Tampa to Move Its Confederate Soldiers Monument

Hillsborough County’s Commissioners voted to move the Confederate Soldiers Monument from in front of the Courthouse Annex to a private cemetery in Brandon, a nearby county town. This reverses the decision they voted for just a month ago. That vote was 4-3 to keep the monument. This one was 4-2 to move it, with one of the previous keep it voters not present and another switching sides.

Ordinarily, the Commissioners set aside an hour for public comments. Each speaker gets 3 minutes. Today, more than 100 citizens wished to speak on this issue. The first 30 or so were given 2 minutes each and the rest 1 minute. Alas. It still took nearly 3 hours for everyone to have their say.

It turns out that in the month since the last meeting, the Commissioners had been seeking a suitable new location, and, it turns out, that one fellow, who likes the monument but agrees that it doesn’t belong on public property, offered to raise the funds. Evidently, he began a GoFundMe campaign with a significant contribution.

In the previous meeting, I’d judge that supporters and opponents were split fairly evenly, but slightly more for removing the monument. Today, however, those 120 speakers, of whom I heard about 2/3rds, were 9 to 1 in favor of moving the monument.

It also turns out that Tampa’s mayor and its city council spoke out against the monument, and the owners of two of the professional teams, the Rays and the Bucs, spoke out against it.

Here’s my prepared testimony. I gave the commission copies of my prepared remarks, although I had to leave out plenty in my one minute. It was hard to decide which of my golden words to omit.

The divisive and racist monument honoring only those Florida Civil War soldiers who fought for the Confederacy should be given back to the United Daughters of the Confederacy. It should be removed from public property.

Hillsborough County should create a new memorial to all the soldiers from Florida who fought in the Civil War. This includes the 2000 white men, loyal to the United States, who fought in the First and Second Florida Calvary regiments, and the more than 5000 black men, former slaves who escaped from their owners and served in United States Colored Troops regiments. The purpose of the people who created this monument, and of the County officials of 100 years ago, and of today’s monument supporters, was and is to erase these loyal soldiers from history.

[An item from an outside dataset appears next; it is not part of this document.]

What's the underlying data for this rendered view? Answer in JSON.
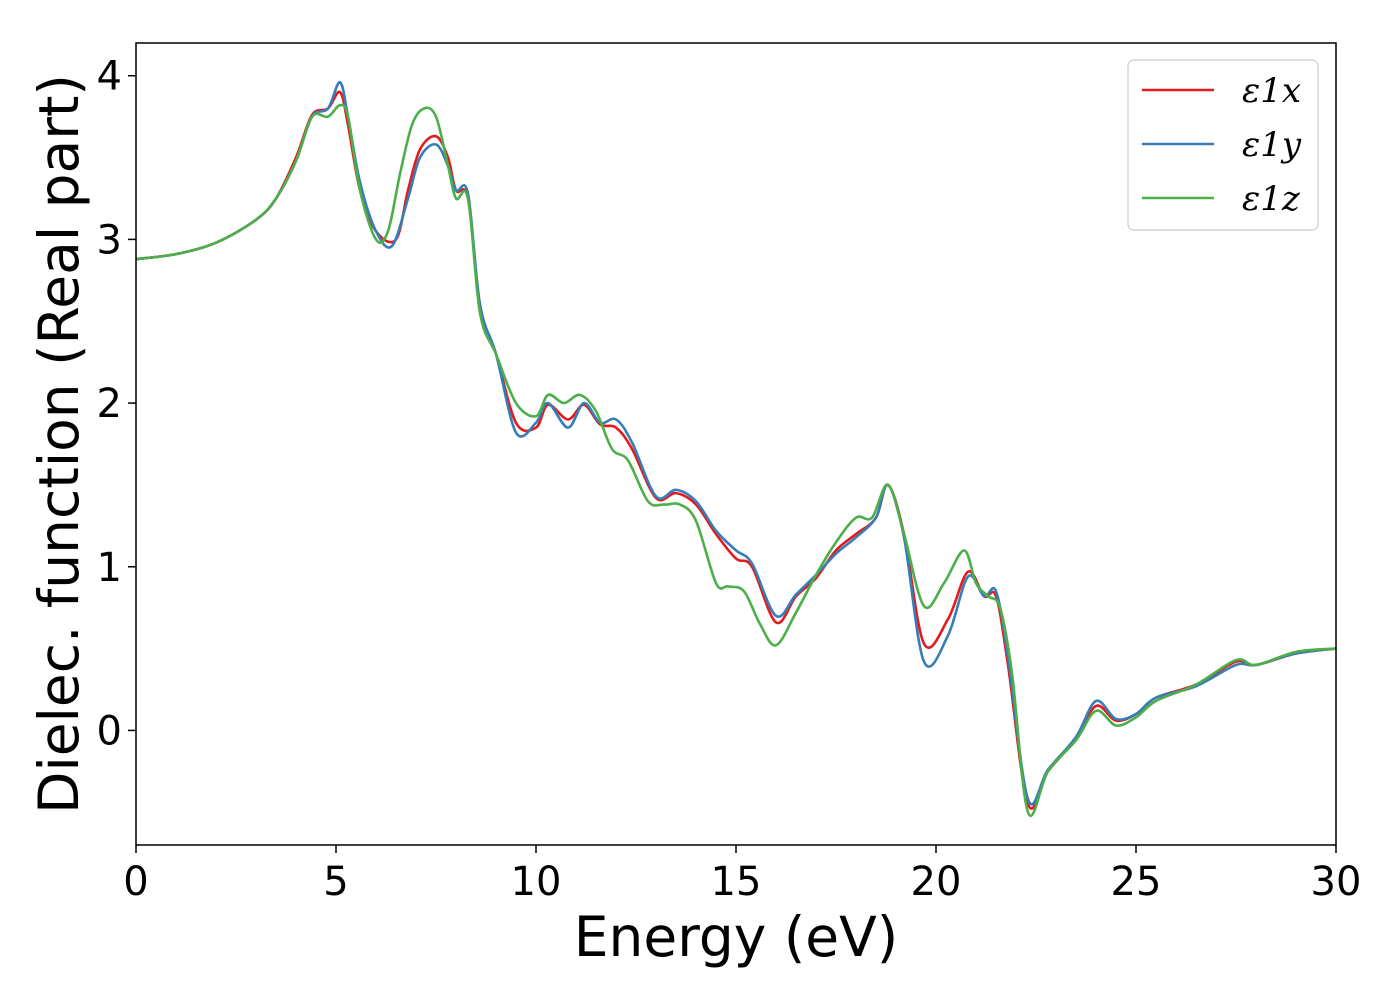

These days, the monument’s supporters say that to remove the monument would be to erase history and dishonor their ancestors who were only fighting to defend their homes.

Consider actual history, as written by many modern historians.

Florida’s Confederate soldiers were not defending their homes. The United States Army did not attack homes in Florida. The state was a strategic backwater, and while the Union forces took control of Jacksonville, and maintained control of Key West, Pensacola, and a few other places along the coast, they avoided seizing ground from the insurgents.

Most Florida Confederate regiments fought as part of the Army of Tennessee and the Army of Northern Virginia. They were not defending their homes in Florida. Indeed, they took part in invasions of Kentucky, Maryland, and Pennsylvania.

While Union armies did not attack Florida homes, the Confederate army under command of General P. G. T. Beauregard burned Pensacola in 1862. That is, the Confederates burned Florida homes. The Union did not. (Commissioner White, New Orleans had a monument to Gen. Beauregard, the man who ordered the destruction of Pensacola, until recently.)

Confederate soldiers were angered to face black soldiers in Union regiments. Confederate armies did not treat captured black soldiers as prisoners of war to be exchanged, but sold them into slavery. Often, Confederate soldiers shot black soldiers attempting to surrender or lying wounded on the battlefield. After the largest battle fought in Florida, the 1864 Battle of Olustee, Confederate soldiers killed wounded black Union soldiers who remained on the battle field. Erasing this from history, I doubt that modern day re-enactors re-enact this war crime.

As this bloody war has been over for 150 years, Hillsborough County can include Confederate soldiers in a monument to all of Florida’s Civil War soldiers, but it is historically and morally wrong, divisive and racist to only honor white Confederate soldiers.